Discretionary dependencies

The precedence diagrams used for critical path analysis are normally constructed by connecting activities with dependencies (links) that illustrate how one activity must be preceded by another. These are sometimes known as ‘mandatory dependencies’.

For example, building a wall must be preceded by laying a foundation:

 

two activities with mandatory dependency

 

To put it another way, it is mandatory that the foundation be laid before the wall is built.

However, what if you were building two walls – one at the front of the house and one at the back? These walls are independent in purely technical terms. It doesn’t matter what order you build them in and they could, in fact, be built at the same time.

It may be that you make a decision that they should be built in a particular order. Perhaps the customer wants the one at the front done first or you want to see how the simpler brickwork at the back of the house turns out before you try the more complicated design at the front.
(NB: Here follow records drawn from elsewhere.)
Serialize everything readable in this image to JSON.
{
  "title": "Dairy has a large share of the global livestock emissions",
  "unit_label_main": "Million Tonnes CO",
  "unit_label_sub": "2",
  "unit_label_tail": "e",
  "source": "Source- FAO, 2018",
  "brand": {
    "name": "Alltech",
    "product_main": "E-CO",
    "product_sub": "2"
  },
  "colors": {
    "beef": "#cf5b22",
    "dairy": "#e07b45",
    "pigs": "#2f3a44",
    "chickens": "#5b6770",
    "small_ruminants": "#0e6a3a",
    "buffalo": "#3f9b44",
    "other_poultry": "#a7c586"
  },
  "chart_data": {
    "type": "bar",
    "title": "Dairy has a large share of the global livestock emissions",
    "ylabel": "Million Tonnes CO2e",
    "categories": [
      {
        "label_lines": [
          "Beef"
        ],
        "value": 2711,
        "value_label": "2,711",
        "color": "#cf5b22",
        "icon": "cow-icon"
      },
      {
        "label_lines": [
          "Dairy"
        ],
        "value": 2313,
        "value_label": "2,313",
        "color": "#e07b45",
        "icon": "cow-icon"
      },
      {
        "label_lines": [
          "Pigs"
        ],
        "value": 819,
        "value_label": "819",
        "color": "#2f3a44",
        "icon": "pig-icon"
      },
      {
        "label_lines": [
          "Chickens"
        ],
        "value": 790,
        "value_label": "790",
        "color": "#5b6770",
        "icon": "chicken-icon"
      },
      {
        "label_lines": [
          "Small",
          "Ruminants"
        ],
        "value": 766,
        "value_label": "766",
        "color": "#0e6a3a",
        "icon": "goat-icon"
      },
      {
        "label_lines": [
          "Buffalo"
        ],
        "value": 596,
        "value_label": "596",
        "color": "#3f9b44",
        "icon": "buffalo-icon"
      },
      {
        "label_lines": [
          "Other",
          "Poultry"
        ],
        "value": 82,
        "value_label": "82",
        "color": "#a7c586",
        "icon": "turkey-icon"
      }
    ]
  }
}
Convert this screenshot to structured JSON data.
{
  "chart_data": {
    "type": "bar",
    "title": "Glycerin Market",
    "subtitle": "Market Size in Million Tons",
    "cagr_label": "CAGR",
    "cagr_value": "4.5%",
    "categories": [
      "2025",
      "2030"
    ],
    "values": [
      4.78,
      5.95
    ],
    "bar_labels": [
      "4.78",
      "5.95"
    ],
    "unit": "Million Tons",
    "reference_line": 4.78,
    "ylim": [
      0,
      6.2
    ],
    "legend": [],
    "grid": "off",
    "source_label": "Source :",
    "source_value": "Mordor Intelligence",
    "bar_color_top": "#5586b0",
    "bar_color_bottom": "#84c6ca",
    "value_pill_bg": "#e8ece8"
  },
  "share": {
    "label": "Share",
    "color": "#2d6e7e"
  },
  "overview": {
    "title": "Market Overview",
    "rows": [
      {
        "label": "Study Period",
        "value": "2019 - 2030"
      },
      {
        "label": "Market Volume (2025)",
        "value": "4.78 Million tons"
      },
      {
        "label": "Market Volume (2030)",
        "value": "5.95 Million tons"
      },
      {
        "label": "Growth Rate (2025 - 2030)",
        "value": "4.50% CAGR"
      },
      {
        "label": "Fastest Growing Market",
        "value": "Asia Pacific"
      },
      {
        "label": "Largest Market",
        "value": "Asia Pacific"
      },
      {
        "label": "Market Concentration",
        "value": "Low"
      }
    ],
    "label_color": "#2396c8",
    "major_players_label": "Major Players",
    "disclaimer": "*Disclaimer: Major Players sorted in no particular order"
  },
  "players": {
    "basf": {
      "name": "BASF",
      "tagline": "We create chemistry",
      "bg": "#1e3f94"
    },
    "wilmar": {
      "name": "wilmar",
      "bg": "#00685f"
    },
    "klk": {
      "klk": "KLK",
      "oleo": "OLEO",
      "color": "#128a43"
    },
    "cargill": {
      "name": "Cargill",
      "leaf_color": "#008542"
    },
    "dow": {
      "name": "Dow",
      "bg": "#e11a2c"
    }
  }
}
Either way you can choose to enter a dependency between the two activities. This is known as a discretionary dependency.

 

two activities with discretionary dependency

 

Planners are often tempted to use discretionary dependencies to show the flow of resources, e.g. a dependency between the back wall and the front wall is used because we only have enough bricklayers to work on one wall at a time.

This may be a valid way of resource limited scheduling if you want to do that manually but, if you are using planning software to perform resource scheduling, bear in mind that this kind of discretionary dependency greatly reduces the options the software has to find the optimum schedule for use of limited resources.

Be sure to document your discretionary dependencies. It is inevitable that you will need to review the network diagram to respond to issues that arise and it should be easy for everyone involved to differentiate between dependencies that must be retained and those that can be changed.